Teks tersebut membahas tentang budaya organisasi dan kepemimpinan budaya. Budaya organisasi merupakan seperangkat nilai dan norma yang dimiliki bersama oleh anggota organisasi. Pemimpin berperan penting dalam membentuk dan mempertahankan budaya organisasi melalui visi, tindakan, ritual, cerita, dan sosialisasi karyawan. Budaya yang kuat dan responsif terhadap lingkungan eksternal dapat mendorong kinerja organisasi.
1. TUGAS INDIVIDU
RESUME CHAPTER 14
SHAPING CULTURE AND VALUES
DOSEN PENGAMPU MATA KULIAH:
Surahman Pujianto, S.Psi., M.M.
DISUSUN OLEH:
Almira Yasmine Dharmawan (201980053)
2. 14-1 Organizational Culture
Budaya perusahaan sangat kuat karena mempengaruhi kinerja perusahaan menjadi
lebih baik atau lebih buruk. Perusahaan yang berkembang pesat seperti Google, Southwest
Airlines, dan Apple sering kali mengaitkan kesuksesan mereka dengan budaya yang diciptakan
oleh para pemimpin mereka.

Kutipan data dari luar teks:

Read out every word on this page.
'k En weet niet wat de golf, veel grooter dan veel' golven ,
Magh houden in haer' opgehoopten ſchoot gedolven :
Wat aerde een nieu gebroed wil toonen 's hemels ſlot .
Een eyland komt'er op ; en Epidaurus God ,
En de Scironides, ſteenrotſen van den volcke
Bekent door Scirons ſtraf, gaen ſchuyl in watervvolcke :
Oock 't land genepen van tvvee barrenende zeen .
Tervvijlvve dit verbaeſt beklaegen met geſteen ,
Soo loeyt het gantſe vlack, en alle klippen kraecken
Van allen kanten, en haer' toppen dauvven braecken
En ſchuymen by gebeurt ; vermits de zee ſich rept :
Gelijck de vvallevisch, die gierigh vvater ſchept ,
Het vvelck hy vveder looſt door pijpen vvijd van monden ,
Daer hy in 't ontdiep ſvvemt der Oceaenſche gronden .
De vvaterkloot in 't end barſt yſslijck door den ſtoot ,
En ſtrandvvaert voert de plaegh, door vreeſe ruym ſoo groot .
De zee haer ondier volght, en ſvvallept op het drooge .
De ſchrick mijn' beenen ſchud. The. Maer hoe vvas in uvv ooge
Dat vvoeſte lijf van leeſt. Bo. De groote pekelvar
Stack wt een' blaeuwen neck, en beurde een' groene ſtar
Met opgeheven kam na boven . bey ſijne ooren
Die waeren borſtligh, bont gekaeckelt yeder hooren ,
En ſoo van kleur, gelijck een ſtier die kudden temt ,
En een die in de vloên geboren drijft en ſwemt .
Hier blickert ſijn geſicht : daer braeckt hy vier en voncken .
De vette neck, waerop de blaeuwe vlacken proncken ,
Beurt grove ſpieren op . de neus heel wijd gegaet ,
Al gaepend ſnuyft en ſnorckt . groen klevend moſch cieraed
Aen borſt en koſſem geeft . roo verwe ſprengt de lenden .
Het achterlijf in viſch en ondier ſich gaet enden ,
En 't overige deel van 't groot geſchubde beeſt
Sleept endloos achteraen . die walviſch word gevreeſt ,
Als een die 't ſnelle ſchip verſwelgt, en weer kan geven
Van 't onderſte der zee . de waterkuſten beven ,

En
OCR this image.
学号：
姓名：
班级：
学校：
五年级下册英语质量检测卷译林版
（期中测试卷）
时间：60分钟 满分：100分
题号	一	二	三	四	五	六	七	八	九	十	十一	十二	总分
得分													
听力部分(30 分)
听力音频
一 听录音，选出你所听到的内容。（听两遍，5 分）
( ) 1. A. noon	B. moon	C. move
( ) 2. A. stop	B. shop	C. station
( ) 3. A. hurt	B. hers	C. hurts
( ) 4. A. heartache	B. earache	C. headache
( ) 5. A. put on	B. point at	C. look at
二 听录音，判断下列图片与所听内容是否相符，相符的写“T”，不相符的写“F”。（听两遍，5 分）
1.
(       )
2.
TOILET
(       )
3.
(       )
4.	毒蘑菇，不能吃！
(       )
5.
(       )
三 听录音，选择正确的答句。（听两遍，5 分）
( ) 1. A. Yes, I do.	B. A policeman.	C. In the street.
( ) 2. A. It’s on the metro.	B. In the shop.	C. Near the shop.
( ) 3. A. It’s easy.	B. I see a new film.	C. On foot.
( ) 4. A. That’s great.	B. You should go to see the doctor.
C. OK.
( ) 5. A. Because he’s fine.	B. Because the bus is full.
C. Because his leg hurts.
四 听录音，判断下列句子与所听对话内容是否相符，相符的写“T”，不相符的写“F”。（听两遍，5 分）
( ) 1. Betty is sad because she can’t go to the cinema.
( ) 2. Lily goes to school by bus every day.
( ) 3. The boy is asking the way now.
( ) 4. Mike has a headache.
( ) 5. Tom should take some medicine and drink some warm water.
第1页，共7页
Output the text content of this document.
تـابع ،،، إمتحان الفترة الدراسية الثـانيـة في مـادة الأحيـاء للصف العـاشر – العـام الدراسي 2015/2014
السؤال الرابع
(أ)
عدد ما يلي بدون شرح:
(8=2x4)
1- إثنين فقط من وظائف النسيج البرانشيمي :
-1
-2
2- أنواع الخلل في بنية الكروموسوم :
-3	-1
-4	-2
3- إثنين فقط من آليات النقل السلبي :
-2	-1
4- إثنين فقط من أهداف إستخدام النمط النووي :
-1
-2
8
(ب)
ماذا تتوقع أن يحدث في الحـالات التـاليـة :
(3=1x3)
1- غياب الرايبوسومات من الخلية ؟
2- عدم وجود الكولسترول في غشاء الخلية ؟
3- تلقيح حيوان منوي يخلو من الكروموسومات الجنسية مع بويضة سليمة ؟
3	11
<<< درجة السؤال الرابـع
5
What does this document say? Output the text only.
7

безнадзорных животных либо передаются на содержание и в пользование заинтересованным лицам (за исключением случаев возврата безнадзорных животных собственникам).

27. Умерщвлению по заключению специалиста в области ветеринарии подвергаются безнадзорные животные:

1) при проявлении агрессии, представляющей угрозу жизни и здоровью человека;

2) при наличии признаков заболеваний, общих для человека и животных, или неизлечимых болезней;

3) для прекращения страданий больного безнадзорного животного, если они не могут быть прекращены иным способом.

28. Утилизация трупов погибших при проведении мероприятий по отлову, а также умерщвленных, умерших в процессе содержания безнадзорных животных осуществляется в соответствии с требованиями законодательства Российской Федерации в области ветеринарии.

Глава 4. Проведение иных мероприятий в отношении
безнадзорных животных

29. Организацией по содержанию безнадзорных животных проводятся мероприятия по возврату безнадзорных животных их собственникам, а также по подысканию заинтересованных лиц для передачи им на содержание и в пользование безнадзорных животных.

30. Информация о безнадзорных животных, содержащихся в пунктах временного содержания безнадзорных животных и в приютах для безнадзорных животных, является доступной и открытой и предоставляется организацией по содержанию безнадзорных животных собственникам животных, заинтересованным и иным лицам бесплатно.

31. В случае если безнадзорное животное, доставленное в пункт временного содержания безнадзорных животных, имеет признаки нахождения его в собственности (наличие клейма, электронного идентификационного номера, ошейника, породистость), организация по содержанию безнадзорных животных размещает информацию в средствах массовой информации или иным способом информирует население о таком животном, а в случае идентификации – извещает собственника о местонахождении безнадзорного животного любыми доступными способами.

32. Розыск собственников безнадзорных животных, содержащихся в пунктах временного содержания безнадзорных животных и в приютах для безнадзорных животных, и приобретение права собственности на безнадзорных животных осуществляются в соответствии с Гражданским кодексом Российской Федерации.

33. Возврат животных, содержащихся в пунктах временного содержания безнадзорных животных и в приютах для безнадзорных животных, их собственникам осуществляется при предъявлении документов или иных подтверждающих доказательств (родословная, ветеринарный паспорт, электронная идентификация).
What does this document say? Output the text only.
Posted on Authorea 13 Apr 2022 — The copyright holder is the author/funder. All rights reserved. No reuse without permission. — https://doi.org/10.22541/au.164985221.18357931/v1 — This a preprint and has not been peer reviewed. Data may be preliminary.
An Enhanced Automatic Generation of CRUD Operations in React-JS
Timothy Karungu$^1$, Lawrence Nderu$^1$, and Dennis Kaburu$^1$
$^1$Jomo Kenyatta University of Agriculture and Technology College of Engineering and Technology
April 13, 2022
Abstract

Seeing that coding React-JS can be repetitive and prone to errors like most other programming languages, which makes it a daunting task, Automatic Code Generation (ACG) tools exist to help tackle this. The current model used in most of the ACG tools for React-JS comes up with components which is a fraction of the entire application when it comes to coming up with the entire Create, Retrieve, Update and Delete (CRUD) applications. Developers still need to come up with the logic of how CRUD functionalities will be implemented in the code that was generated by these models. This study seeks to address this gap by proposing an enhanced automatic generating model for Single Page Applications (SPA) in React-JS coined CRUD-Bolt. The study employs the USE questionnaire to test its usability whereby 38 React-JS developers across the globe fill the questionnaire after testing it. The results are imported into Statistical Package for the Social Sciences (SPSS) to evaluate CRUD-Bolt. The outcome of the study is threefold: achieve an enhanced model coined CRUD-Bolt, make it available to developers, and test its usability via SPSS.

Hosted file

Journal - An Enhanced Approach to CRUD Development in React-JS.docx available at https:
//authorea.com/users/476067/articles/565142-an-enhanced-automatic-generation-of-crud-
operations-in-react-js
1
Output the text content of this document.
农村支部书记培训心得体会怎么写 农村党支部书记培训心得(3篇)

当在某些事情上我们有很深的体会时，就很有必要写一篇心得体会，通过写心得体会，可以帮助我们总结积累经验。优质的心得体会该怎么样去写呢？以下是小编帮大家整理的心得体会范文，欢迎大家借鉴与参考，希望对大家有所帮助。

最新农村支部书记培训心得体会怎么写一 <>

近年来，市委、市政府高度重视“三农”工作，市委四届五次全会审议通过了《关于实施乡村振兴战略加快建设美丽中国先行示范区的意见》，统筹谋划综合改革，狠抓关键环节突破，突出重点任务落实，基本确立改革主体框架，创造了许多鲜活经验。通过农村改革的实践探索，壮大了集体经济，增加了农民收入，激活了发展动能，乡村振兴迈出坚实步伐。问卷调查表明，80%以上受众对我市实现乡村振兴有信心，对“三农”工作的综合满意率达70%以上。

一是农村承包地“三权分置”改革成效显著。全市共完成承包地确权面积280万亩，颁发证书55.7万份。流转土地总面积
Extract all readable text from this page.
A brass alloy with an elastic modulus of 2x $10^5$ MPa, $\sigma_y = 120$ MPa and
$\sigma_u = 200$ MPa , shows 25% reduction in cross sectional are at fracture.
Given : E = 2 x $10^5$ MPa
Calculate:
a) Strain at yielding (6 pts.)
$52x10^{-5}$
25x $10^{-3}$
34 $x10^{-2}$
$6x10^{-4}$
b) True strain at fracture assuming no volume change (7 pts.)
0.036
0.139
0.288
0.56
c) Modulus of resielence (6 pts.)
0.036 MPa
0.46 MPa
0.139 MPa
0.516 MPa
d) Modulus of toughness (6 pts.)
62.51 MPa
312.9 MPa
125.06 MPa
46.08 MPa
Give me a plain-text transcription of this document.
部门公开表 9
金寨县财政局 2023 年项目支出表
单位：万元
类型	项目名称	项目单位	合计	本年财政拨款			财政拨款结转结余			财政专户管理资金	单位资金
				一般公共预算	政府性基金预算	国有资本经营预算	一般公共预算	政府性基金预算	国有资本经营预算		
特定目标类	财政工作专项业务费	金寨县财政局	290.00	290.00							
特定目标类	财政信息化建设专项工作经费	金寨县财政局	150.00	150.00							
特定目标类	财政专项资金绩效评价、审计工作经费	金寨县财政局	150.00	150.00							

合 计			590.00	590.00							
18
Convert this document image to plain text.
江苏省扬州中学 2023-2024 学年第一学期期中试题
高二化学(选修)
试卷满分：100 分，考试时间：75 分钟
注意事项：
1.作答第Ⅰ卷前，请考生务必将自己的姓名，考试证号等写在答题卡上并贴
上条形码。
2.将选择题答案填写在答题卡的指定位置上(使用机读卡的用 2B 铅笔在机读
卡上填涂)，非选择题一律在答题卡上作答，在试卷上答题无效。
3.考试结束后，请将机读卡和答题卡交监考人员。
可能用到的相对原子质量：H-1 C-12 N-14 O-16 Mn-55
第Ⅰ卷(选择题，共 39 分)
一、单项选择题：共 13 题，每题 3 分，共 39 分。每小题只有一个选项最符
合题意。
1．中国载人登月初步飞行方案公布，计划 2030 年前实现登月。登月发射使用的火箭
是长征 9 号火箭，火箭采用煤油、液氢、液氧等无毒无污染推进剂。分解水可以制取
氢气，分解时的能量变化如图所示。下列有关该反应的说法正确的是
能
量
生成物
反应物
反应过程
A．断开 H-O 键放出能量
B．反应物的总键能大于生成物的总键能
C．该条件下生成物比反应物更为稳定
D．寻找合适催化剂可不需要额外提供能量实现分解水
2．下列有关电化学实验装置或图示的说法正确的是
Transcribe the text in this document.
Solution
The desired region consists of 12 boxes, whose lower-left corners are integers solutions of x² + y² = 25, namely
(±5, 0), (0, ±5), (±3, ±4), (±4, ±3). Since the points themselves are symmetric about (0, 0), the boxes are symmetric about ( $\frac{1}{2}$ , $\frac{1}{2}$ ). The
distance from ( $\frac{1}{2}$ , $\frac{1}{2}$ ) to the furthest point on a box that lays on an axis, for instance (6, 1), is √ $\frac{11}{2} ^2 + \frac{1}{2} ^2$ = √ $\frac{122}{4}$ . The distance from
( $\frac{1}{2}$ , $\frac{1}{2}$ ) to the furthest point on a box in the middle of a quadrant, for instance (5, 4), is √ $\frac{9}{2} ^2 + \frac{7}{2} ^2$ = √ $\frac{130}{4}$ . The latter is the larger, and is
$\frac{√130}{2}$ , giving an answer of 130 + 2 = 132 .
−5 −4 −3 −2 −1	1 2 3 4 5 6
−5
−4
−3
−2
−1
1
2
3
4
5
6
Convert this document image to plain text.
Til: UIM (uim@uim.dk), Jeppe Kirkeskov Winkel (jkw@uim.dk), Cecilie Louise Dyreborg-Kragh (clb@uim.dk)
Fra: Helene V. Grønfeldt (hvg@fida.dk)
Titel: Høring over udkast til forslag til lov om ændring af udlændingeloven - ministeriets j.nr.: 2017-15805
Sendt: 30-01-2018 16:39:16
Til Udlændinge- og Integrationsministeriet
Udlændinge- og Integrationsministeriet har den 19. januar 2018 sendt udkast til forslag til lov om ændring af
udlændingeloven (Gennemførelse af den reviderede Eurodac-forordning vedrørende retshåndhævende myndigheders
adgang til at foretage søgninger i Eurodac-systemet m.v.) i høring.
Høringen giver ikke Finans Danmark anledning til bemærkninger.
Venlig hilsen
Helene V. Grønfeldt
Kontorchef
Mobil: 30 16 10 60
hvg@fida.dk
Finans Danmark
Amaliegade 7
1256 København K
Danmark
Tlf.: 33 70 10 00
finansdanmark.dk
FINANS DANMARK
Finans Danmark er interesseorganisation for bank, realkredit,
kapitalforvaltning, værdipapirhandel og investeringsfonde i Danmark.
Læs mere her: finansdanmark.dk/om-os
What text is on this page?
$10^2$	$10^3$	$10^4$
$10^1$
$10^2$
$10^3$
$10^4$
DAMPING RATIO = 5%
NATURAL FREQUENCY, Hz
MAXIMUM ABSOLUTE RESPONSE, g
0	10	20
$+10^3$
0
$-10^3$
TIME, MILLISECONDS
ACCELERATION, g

Lingkungan yang berubah sering kali menuntut nilai-nilai baru
dan pendekatan baru untuk melakukan bisnis. Sebagian besar pemimpin sekarang memahami
bahwa ketika budaya perusahaan sesuai dengan kebutuhan lingkungan eksternal dan strategi
perusahaan, karyawan dapat menciptakan organisasi yang sulit dikalahkan.
What Is Culture?
Sebagian orang menganggap budaya sebagai karakter atau kepribadian suatu
organisasi. Bagaimana sebuah organisasi terlihat dan ''terasa'' ketika Anda memasukinya
adalah manifestasi dari budaya organisasi. Culture dapat didefinisikan sebagai seperangkat
nilai kunci, asumsi, pemahaman, dan norma yang dimiliki bersama oleh anggota organisasi
dan diajarkan kepada anggota baru sebagai hal yang benar. Norma adalah standar bersama
yang menentukan perilaku apa yang dapat diterima dan diinginkan dalam sekelompok orang.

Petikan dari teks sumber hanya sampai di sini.